Walking the streets of Almolonga is like being in a spiritual Disneyland. Beyond the Scripture-laden stickers that adorn shiny Mercedes farm trucks, commercial testimonies – such as the Angels Bakery and the Vineyard of the Lord beverage kiosk – are found on every corner. And beaming smiles and kind gestures are as ubiquitous as churches.
 

 

Shillong, India



Why It’s Interesting:

Shillong is the capital of Meghalaya, one of only three Christian-majority states in India (all in the northeast). In 1905-1906, the area experienced revival, but the fire eventually died out. A century later, local believers prayed fervently for three years that God would come again – and he did! An outpouring in 2006-2007 saw thousands converted, healed, and delivered. Distilleries closed, and children spoke forth the Word of God.

The Experience:

A visit to Shillong, whose population is overwhelmingly Christian, is a special treat.
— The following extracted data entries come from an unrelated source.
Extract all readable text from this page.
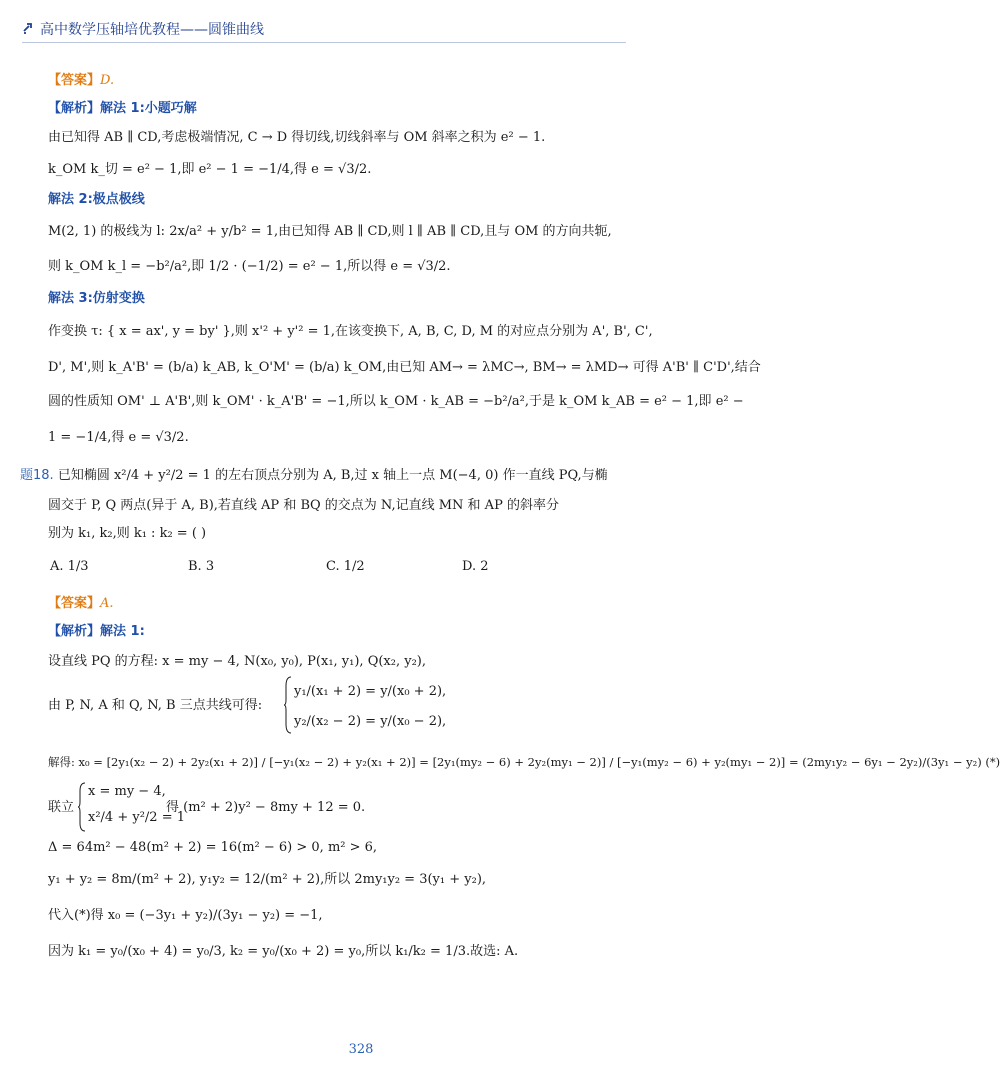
高中数学压轴培优教程——圆锥曲线
【答案】D.
【解析】解法 1:小题巧解
由已知得 AB ∥ CD,考虑极端情况, C → D 得切线,切线斜率与 OM 斜率之积为 e² − 1.
k_OM k_切 = e² − 1,即 e² − 1 = −1/4,得 e = √3/2.
解法 2:极点极线
M(2, 1) 的极线为 l: 2x/a² + y/b² = 1,由已知得 AB ∥ CD,则 l ∥ AB ∥ CD,且与 OM 的方向共轭,
则 k_OM k_l = −b²/a²,即 1/2 · (−1/2) = e² − 1,所以得 e = √3/2.
解法 3:仿射变换
作变换 τ: { x = ax', y = by' },则 x'² + y'² = 1,在该变换下, A, B, C, D, M 的对应点分别为 A', B', C',
D', M',则 k_A'B' = (b/a) k_AB, k_O'M' = (b/a) k_OM,由已知 AM→ = λMC→, BM→ = λMD→ 可得 A'B' ∥ C'D',结合
圆的性质知 OM' ⊥ A'B',则 k_OM' · k_A'B' = −1,所以 k_OM · k_AB = −b²/a²,于是 k_OM k_AB = e² − 1,即 e² −
1 = −1/4,得 e = √3/2.
题18. 已知椭圆 x²/4 + y²/2 = 1 的左右顶点分别为 A, B,过 x 轴上一点 M(−4, 0) 作一直线 PQ,与椭
圆交于 P, Q 两点(异于 A, B),若直线 AP 和 BQ 的交点为 N,记直线 MN 和 AP 的斜率分
别为 k₁, k₂,则 k₁ : k₂ = ( )
A. 1/3	B. 3	C. 1/2	D. 2
【答案】A.
【解析】解法 1:
设直线 PQ 的方程: x = my − 4, N(x₀, y₀), P(x₁, y₁), Q(x₂, y₂),
由 P, N, A 和 Q, N, B 三点共线可得:
y₁/(x₁ + 2) = y/(x₀ + 2),
y₂/(x₂ − 2) = y/(x₀ − 2),
解得: x₀ = [2y₁(x₂ − 2) + 2y₂(x₁ + 2)] / [−y₁(x₂ − 2) + y₂(x₁ + 2)] = [2y₁(my₂ − 6) + 2y₂(my₁ − 2)] / [−y₁(my₂ − 6) + y₂(my₁ − 2)] = (2my₁y₂ − 6y₁ − 2y₂)/(3y₁ − y₂) (*)
联立
x = my − 4,
x²/4 + y²/2 = 1
得 (m² + 2)y² − 8my + 12 = 0.
Δ = 64m² − 48(m² + 2) = 16(m² − 6) > 0, m² > 6,
y₁ + y₂ = 8m/(m² + 2), y₁y₂ = 12/(m² + 2),所以 2my₁y₂ = 3(y₁ + y₂),
代入(*)得 x₀ = (−3y₁ + y₂)/(3y₁ − y₂) = −1,
因为 k₁ = y₀/(x₀ + 4) = y₀/3, k₂ = y₀/(x₀ + 2) = y₀,所以 k₁/k₂ = 1/3.故选: A.
328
Situated on a mile-high plateau a mere 35 miles (56 km) from Cherrapunji, the world’s wettest place, it is easy to understand why the area is called the “abode of the clouds”. Here you can meet eyewitnesses to God’s power, and visit rural churches where the revival continues.

 

 

Rukua (Beqa Island), Fiji


Why It’s Interesting:

Rukua is a coastal village on Beqa (pronounced Banga) Island, famous for its priestly clan of ceremonial firewalkers. After years of untimely deaths and social discord, villagers renounced the old ways and turned to God. The resulting transformation of their health, land, and community was featured on the Sentinel Group documentary, Let the Sea Resound.

The Experience:

Arriving in Rukua after a 45-minute boat ride, a short walk through the tropical fauna is a blessed experience. You can stay at a nearby resort or make it a day trip – but try to visit on a Sunday. The worship and fellow­ship are heavenly. It’s hard to imagine the ways things used to be, but they’ll tell you. And if you’re a diver, take time to swim out to the restored reef.

 

 

Algodao de Jandaira, Brazil



Why It’s Interesting:

Located in the desert region of northern Brazil, Algodao had not seen rain for 23 years. Only a handful of believers existed in this dying community – but as they cried out to God for help, he responded by opening the heavens. As rain poured down, the land and its people were transformed. Once described as “grey”, Algodao now grows several kinds of crops, and harvests fish and shrimp from a once dry reservoir.

The Experience:

A visit to Algodao is to witness the reality of Psalm 78:16: He brought streams out of a rocky crag and made water to flow down like rivers. Climb the mountain where believers prayed for God’s transforming touch. Then, walk the newly-paved streets and listen to the stories of how the “showers of blessing” have brought agri-jobs and doubled the population.

 

 

Isle of Lewis, Outer Hebrides, Scotland



Why It’s Interesting:

Scotland’s Outer Hebrides are well known for revivals, and none more so than the Isle of Lewis. Although it has now been a half century since the last notable visitation, the lingering effects of this mighty move can still be felt. Thousands were saved over the years as they came under great conviction of sin – including many sailors and fishermen on passing ships.

The Experience:

Crashing waves, standing stones, endless moors – they’re all here. In the Hebrides things last a long time, which is why there are still people around with firsthand memories of the early 1950s revivals. For a special treat visit with Katie Campbell at her loom on the Isle of Harris, or attend Sunday services at Barvas where they still sing the Psalms in Gaelic.